Letter to the Editor: Tulane should be proud to be associated with Peace Corps


I am writing this letter in response to the article “Tulane students must be critical of No. 1 Peace Corps Volunteer ranking” that was published on September 27, 2018.

As an alumnus of Tulane and a currently serving Peace Corps Volunteer, I am excited to see current students apply a critical lens to volunteer work. However, in his characterization of the Peace Corps, I believe the author misses the mark. In the article, a lack of research into how the Peace Corps operates underlies several mischaracterizations.

In his discussion of Volunteers ending their service before fulfilling their 27-month commitment, the author correctly identifies that 27 percent of Volunteers terminate their service early. However, this number actually applies to Volunteers who terminate their service at any point, not just to Volunteers whose service is terminated in their first year. Although 63 percent of these terminations are indeed resignations, the author does not offer evidence to support his claim that Volunteers are resigning because they are not properly prepared for service. The cohort of Volunteers that I entered into service with reflects similar numbers of early terminations and resignations. However, while several Volunteers in my cohort have resigned because of a bad fit for the program or a lack of preparation, more have resigned due to medical reasons, to pursue similar higher-paying jobs within the country and due to family emergencies. The author’s analysis ignores the possibility of resignations for a reason other than a lack of preparation.

The author goes on to conflate two very different Peace Corps components: Pre-Service Training (PST) and the Peace Corps Prep program. PST is a 10-12-week intensive training that all Volunteers are required to successfully complete in order to begin their service. This training takes place in the Volunteer’s country of service, follows a rigorous schedule of more than 40 hours per week and includes small-group language and culture classes, job-specific technical training, and safety and security training. Peace Corps Prep is a certificate program for undergraduate students that provides guidance on course selection and extra-curricular involvement (including volunteer work) to become a more competitive applicant.

While I wholeheartedly agree with the author’s discouragement of voluntourism, his attempt to link it to Peace Corps service is not effective. The study he cites to support his claim discusses short-term medical service work, which is not comparable to the average Peace Corps Volunteer’s work. Volunteers are assigned to their country of service for 27 months, which gives Volunteers the opportunity to create more meaningful relationships and develop long-term projects than someone volunteering for only a few months.

The author points out that previous volunteer or work experience is not required for all Peace Corps positions. While this is true, I would assume it would be rare to be offered a position without it. Of my cohort of 36 Volunteers, nearly half have, or are in the process of completing, a graduate degree, and a vast majority have relevant work experience. Additionally, the average age of a Peace Corps Volunteer is 28 years old. Here in Mexico, we have Volunteers aged 22 to 70. The author’s argument that “most Volunteers are in their early-to-mid 20s [and] have little experience in sustained humanitarian work” is not accurate.

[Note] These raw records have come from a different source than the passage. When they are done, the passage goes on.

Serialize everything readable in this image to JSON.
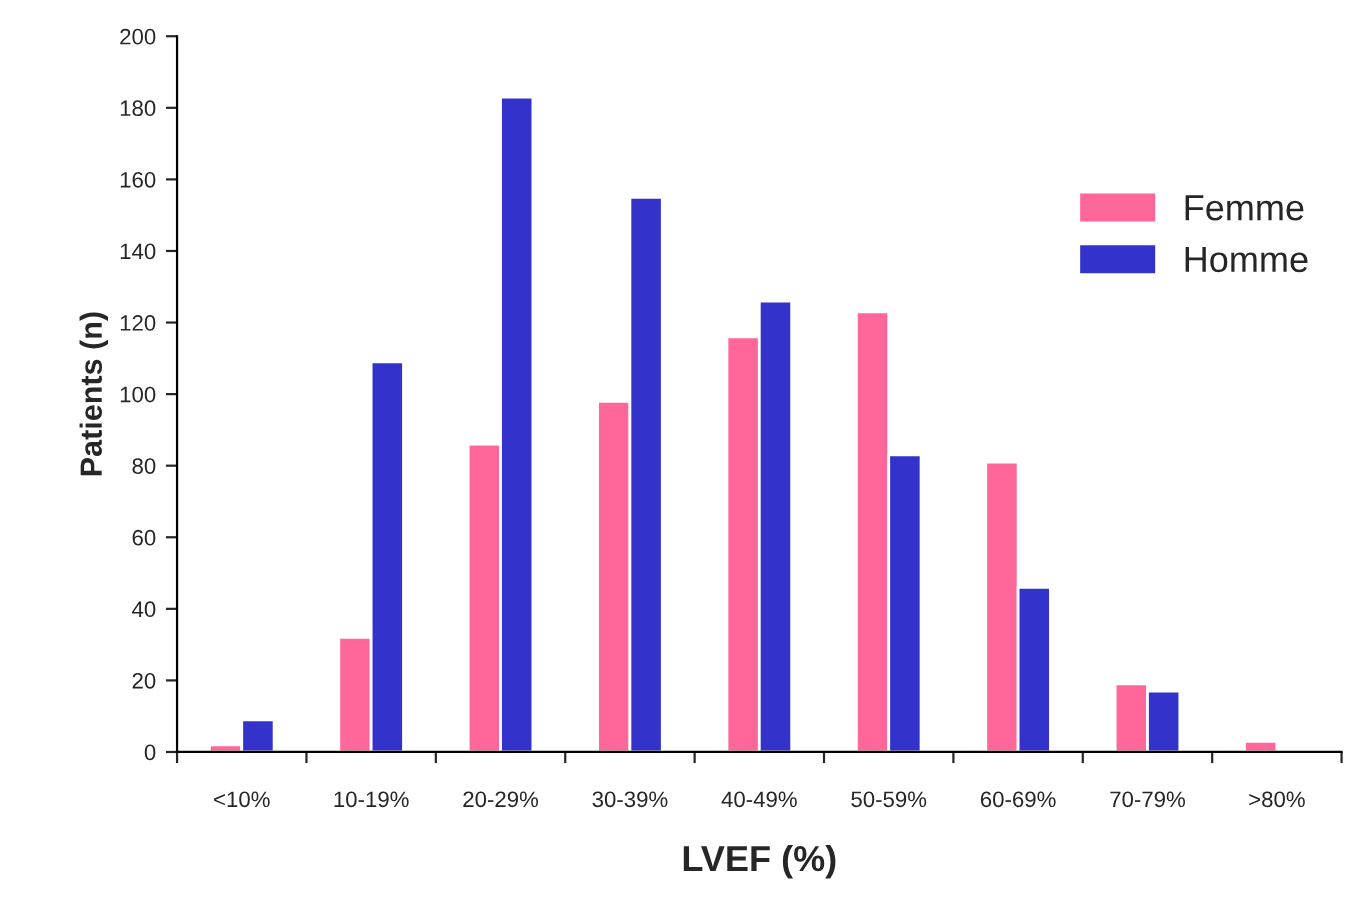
{
  "chart_data": {
    "type": "bar",
    "xlabel": "LVEF (%)",
    "ylabel": "Patients (n)",
    "categories": [
      "<10%",
      "10-19%",
      "20-29%",
      "30-39%",
      "40-49%",
      "50-59%",
      "60-69%",
      "70-79%",
      ">80%"
    ],
    "series": [
      {
        "name": "Femme",
        "color": "#ff6699",
        "values": [
          2,
          32,
          86,
          98,
          116,
          123,
          81,
          19,
          3
        ]
      },
      {
        "name": "Homme",
        "color": "#3333cc",
        "values": [
          9,
          109,
          183,
          155,
          126,
          83,
          46,
          17,
          null
        ]
      }
    ],
    "ylim": [
      0,
      200
    ],
    "yticks": [
      0,
      20,
      40,
      60,
      80,
      100,
      120,
      140,
      160,
      180,
      200
    ],
    "grid": false,
    "legend": "right"
  }
}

I agree that a positive impact is the most important part of volunteering. That is why Peace Corps Volunteers prioritize capacity building in their work, with an emphasis on implementing sustainable projects or programs that can continue after a Volunteer leaves their country of service. I am surprised that the author was unable to find any evidence on whether the Peace Corps makes progress in its commitments to other countries. A quick browse of the Peace Corps website yielded this document, which aggregates numerous internal studies such as this one, this one and this one. These documents, and many others available online, give a country-by-country analysis of Peace Corps’ localized impacts. The data is drawn from interviews and surveys of those who have interacted with Peace Corps Volunteers as project partners, project beneficiaries and host families.

I concur with the author that improvements to the agency can and should be made. The Peace Corps would benefit from a development of a long-term strategy per country and better support for Volunteer mental health services. But is it in need of a “complete structural overhaul”? Probably not.

Elias Garcia ‘16

Elias Garcia is currently serving as an Environmental Education Volunteer in Mexico.